Real-time Gesturing

Every Digital Person can see you, hear you, respond to your emotions, and has an inner emotional state. This is their base behavior. With Real-Time Gesturing enabled your Digital Person analyzes what it’s saying via Natural Language Processing, and adds emotionally appropriate gesturing and behavior to their speech in real-time.

Real-Time Gesturing is a powerful tool for conversation writers and designers. The words they write bring the digital person’s behavior to life. For example, if a Digital Person’s conversation is sad in tone, their behavior will autonomously express sadness and concern. If they are talking about something surprising and delightful, their behavior will express surprise and happiness.

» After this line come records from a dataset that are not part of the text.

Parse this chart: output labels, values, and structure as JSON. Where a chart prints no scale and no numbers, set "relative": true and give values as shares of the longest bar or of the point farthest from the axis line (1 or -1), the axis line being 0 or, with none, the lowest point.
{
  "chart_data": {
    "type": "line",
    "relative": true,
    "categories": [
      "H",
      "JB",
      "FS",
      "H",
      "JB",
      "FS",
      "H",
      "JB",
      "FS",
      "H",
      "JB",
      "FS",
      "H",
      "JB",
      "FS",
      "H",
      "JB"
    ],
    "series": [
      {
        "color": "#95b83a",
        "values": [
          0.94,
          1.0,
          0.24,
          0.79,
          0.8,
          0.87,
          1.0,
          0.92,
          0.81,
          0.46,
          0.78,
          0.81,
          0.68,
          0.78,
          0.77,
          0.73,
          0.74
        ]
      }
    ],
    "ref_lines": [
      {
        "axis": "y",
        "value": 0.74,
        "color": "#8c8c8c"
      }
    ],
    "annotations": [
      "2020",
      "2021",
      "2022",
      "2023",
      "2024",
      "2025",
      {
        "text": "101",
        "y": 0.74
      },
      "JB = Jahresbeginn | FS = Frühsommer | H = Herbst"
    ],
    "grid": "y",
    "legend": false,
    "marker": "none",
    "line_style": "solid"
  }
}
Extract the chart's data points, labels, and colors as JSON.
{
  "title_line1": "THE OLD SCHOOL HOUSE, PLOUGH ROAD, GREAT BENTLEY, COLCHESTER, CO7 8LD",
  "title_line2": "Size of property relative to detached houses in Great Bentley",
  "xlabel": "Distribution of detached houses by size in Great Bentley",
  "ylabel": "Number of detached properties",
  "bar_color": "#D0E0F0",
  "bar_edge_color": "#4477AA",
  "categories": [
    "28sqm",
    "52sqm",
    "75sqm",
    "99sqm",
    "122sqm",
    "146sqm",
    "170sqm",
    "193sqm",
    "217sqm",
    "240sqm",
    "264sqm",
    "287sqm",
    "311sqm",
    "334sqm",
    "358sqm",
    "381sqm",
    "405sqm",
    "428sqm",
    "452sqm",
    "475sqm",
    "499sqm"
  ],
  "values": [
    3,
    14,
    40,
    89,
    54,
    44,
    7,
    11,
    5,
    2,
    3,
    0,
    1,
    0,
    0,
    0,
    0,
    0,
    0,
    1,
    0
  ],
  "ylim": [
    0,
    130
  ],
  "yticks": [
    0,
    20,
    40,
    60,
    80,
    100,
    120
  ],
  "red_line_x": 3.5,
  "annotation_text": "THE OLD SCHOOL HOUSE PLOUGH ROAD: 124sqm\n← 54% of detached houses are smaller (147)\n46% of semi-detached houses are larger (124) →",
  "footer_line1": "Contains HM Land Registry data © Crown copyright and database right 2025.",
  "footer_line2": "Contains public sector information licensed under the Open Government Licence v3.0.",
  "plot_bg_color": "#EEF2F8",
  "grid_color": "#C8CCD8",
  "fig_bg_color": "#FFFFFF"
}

Real-Time Gesturing is a prerequisite for the Behavior Style feature.

Digital People with Real-Time Gesturing enabled can also direct the attention of users to onscreen content, with glances, hand gestures, and pointing. For more information about this feature visit the Content Awareness section.

Components of Real-time Gesturing

Mood and inner state

The digital person will always return to their base mood, but with Real-Time Gesturing enabled is affected from moment to moment by the content of what the digital person is saying themselves, and the signals they are picking up from the user and the environment.

Emotional gestures

Emotional gestures are the facial expressions the Digital Person performs in accordance with the emotional content of the text they’re speaking. This may include smiles, frowns, concerned expressions and head tilts, and so on. These are associated with the emotional tone of the text being delivered.

Symbolic gestures

Symbolic gestures are gestures that relate closely in meaning to some word or phrase being spoken by the Digital Person. For example, a gesture in which the Person opens their arms out wide when they’re speaking a phrase such as “everybody” or “all of them.” These may vary in the degree to which the gesture and the phrase are semantically tied in meaning-- some might be very tightly linked (think a ‘thumbs up’ gesture in English with the phrase ‘nice work!’ or ‘good job!’) while others may be much more loosely associated (e.g. a ‘smile shrug’ gesture with words like ‘wonderful’ or ‘warmth’).

Beat gestures

Beat gestures are gestures that convey neither meaning nor emotion, but rather are the natural gestures produced in alignment with the rhythm or cadence of speech. Think of someone delivering a short speech and holding their arm slightly out, “beating” on each emphasized word. Or in more informal, day-to-day communication, the way one’s arms or shoulders might just move rhythmically in sync with what we’re saying, without having any real tie to the meaning or emotion of what we’re communicating.

Head & Lip Sync

Lip sync refers to the animations that drive the movement of the Digital Person’s mouth, lips, and related facial muscles when speaking. This is aligned with the text-to-speech audio and phonemes as realistically as possible. Head sync refers to the movement of the Digital Person’s head in alignment with the audio to create realistic motion through the neck and head.

Empathetic Reaction to the User

The digital person also analyses the emotional content of the words the user is saying, and the expressions on their face, and produces a facial expression in reaction. Each behavior style has its own, behavior-appropriate reactive style. Please note: Reacting to User Speech is only available in Human OS 2.3+

Reacting to On Screen Content

When onscreen content is used with Digital People running Human OS 2.2+, the Digital Person will direct their gaze towards it, draw the user’s attention, and gesture towards it with their hand and arm it if the frame and screen layout allow.

Back-channelling behavior

When listening to an end user speak, the digital people display a range of nodding behaviors to acknowledge they have heard. This is available in Human OS 2.2+.
While accessing a reply the digital person then displays a range of thinking behaviors before responding. This is available in Human OS 2.3+.

This back-channeling behaviour is designed to help the end user have confidence they have been heard and will be answered. If the person speaking is not close to the microphone however, neither nodding or thinking will be triggered. The digital person will still hear and respond to speech.

Thinking.mov

The Real-Time Gesturing feature is available in a Soul Machines Digital Person running Human OS 2.0+ for English, Human OS 2.3+ for Japanese, and Human OS 2.4+ for Korean.
Human OS 2-2.2 includes shoulder gesturing, and Human OS 2.2+ includes full hand and arm gestures.
You can temporarily override Real-Time Gesturing for specific sentences or words spoken by your Digital Person via the Behavior Tags feature.
- You can use the behavior tags to override the autonomous behavior with something more appropriate to your use-case. For example, you might want to add brand and product related words to Smiling Gesture (Word-Based).
- You can also use Neutral Long (Sentence-Based) and Neutral Short (Word-Based) to define sentences and words that will temporarily deactivate the real-time gesturing entirely.